Ethereum devs will discuss whether to focus on going full Proof of Stake (PoS) after the fee market hardfork goes through this summer.
“The Merge is the main thing that the Ethereum community expects, and working on other initiatives (i.e. another “feature fork”) takes the limited focus that core developers have away from the merge,” Mikhail Kalinin, an ethereum developer said in a proposal.
That’s after Vitalik Buterin, the ethereum co-founder, came up with a method to speed up the merger to full Proof of Stake.
In a meeting of developers to be held on April the second, they will now discuss whether “Shanghai in October (no merge) or Shanghai delayed with focus on merge.”
Shanghai is the name of the fork that follows the fee market upgrade (London). If they decide to focus on the merge, that will probably be called the merge fork.
There have been some suggestions that if they focus on the merge, then this would go live in October as that was the planned timeline for Shanghai.
However, Tim Beiko (pictured), the ethereum 1.0 coordinator, says the timeline would change if the focus shifts to the merger.
“If we decide to focus on the merge post-London, then the timeline for Shanghai would obviously be pushed back. The merge won’t happen in October,” he said.
If they decide in about two weeks to focus on the merge, that would give them six months to get it ready by October, which might be a very tight timeline.
However the initial change seems to be a simple RPC switch, but obviously there would have to be testnets and they’re working on getting out the fee market fork.
In addition, they haven’t even yet made the decision to focus on the merger, therefore any timeline at this stage would be a bit pointless.

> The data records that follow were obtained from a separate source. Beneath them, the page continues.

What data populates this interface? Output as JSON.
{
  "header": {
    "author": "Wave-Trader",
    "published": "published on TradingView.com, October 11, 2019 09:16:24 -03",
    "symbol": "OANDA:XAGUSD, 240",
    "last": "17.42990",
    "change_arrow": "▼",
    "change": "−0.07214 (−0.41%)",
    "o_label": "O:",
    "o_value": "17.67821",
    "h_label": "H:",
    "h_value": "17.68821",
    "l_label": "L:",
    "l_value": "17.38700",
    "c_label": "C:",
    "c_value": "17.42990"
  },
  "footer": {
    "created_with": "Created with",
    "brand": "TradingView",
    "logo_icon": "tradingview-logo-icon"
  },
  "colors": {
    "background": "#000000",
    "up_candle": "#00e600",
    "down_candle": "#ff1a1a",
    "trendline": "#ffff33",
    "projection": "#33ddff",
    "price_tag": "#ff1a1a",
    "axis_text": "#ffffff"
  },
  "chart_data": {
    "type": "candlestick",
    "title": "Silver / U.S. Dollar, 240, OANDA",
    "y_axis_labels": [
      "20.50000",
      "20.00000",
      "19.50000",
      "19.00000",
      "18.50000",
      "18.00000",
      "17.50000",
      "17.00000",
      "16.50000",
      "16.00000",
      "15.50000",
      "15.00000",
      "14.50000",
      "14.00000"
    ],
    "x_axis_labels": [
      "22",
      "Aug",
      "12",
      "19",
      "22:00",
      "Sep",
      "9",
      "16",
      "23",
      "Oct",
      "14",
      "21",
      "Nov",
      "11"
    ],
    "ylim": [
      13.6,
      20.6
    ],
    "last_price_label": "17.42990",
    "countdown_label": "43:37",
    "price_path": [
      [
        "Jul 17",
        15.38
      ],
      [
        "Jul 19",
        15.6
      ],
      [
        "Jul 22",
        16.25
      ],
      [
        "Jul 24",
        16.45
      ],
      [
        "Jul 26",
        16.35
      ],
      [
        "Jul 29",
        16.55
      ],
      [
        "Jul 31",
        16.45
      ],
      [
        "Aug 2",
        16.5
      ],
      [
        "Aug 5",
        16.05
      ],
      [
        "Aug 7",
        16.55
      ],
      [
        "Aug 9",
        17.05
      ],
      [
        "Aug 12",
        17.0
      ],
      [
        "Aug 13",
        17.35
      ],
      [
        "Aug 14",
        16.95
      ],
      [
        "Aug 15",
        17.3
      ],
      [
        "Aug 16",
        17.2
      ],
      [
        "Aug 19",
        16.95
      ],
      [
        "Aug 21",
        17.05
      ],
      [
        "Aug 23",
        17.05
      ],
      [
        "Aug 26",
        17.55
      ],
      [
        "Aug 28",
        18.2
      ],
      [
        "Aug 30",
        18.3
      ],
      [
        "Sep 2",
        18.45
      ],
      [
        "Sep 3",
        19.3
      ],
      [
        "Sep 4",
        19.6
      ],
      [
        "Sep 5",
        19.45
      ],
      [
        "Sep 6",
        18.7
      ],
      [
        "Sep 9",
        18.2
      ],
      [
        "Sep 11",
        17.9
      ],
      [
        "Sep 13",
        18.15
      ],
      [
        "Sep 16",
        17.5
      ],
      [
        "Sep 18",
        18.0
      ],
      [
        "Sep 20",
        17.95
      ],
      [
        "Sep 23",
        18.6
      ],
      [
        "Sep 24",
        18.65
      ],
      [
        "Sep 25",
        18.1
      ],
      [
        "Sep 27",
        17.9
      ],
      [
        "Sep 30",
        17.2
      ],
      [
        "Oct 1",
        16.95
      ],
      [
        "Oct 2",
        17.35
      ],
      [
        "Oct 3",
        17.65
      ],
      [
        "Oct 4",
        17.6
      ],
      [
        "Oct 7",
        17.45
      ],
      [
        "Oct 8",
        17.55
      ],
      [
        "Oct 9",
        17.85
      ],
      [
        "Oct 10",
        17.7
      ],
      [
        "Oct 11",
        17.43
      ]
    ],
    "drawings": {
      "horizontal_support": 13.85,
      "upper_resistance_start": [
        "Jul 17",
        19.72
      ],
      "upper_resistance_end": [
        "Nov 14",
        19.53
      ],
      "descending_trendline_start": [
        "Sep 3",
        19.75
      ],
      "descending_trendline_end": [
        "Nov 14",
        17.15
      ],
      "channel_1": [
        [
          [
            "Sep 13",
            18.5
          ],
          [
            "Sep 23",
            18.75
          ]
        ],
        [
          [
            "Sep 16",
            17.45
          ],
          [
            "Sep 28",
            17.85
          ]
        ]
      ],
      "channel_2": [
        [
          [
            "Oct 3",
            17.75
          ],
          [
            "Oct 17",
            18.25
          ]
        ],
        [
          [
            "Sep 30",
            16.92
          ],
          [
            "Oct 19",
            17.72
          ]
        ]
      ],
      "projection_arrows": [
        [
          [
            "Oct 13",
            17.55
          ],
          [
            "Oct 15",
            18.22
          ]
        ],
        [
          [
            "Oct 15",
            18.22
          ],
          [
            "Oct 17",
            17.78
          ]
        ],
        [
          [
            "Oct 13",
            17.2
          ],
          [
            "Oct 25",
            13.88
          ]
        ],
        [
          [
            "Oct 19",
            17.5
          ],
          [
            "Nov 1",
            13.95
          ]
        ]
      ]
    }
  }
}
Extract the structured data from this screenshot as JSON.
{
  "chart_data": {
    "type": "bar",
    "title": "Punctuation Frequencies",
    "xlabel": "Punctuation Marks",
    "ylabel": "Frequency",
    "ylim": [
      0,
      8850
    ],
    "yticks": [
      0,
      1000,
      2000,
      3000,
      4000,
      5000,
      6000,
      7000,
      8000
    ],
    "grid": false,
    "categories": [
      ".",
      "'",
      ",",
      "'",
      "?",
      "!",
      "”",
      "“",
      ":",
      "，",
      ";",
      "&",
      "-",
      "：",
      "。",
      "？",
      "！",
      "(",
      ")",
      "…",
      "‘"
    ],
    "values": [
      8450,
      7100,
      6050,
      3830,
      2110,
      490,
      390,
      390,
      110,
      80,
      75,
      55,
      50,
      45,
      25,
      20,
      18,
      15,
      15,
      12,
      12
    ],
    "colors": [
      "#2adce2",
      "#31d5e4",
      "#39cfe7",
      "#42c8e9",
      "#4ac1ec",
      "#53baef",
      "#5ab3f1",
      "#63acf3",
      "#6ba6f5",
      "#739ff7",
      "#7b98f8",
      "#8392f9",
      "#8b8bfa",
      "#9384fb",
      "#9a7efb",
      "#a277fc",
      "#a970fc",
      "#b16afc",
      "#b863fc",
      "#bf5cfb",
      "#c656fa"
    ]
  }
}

If they do however switch their focus, then the merger would happen quicker than thought. Although it isn’t quite the merger, so realistically no one thought about this until miners started playing up.
What is proposed and is now somewhat confusingly being called the merger is just a change of the consensus settings to stakers rather than miners, with the staking blockchain remaining the same – without any transfers capabilities and thus the staking eth would still be locked.
From an investors perspective that’s double plus good because the staking supply would still be effectively out of circulation while the new supply from miners would be removed, slashing inflation by some 80% from currently about 4% – 5% a year to 0.22% – 1% a year.
In addition the fee market EIP1559 will burn fees, so not only will new supply near zero, but eth’s total supply will reduce.
And that’s potentially in months. Making eth a very different asset from an investment perspective where cryptoeconomics are concerned.
Depending on how miners behave, this ‘light’ merger might even have to go through this summer in an emergency form.
Thus it is difficult to see how ethereum developers have much of a choice on April 2nd but decide to focus on the merger as it may well be necessary for emergency deployment, but what they actually decide remains to be seen.
On timeline, Proof of Stake was meant to go through in 2018. If we take the more recent timeline, it has been circa two years since November 2020 for the full merger. So this simplified merger going through by the end of the year would be more in line with expectations if it does go through.
More realistically however, early next year would be good enough, but fully realistically, it is more the case we have no clue because they haven’t even drawn up what needs to be done yet.
However, if we look at this from the 2018 perspective, this is pretty much imminent now with eth soon to become the first known deflationary cryptocurrency that unlike bitcoin’s finite supply, has a reducing supply.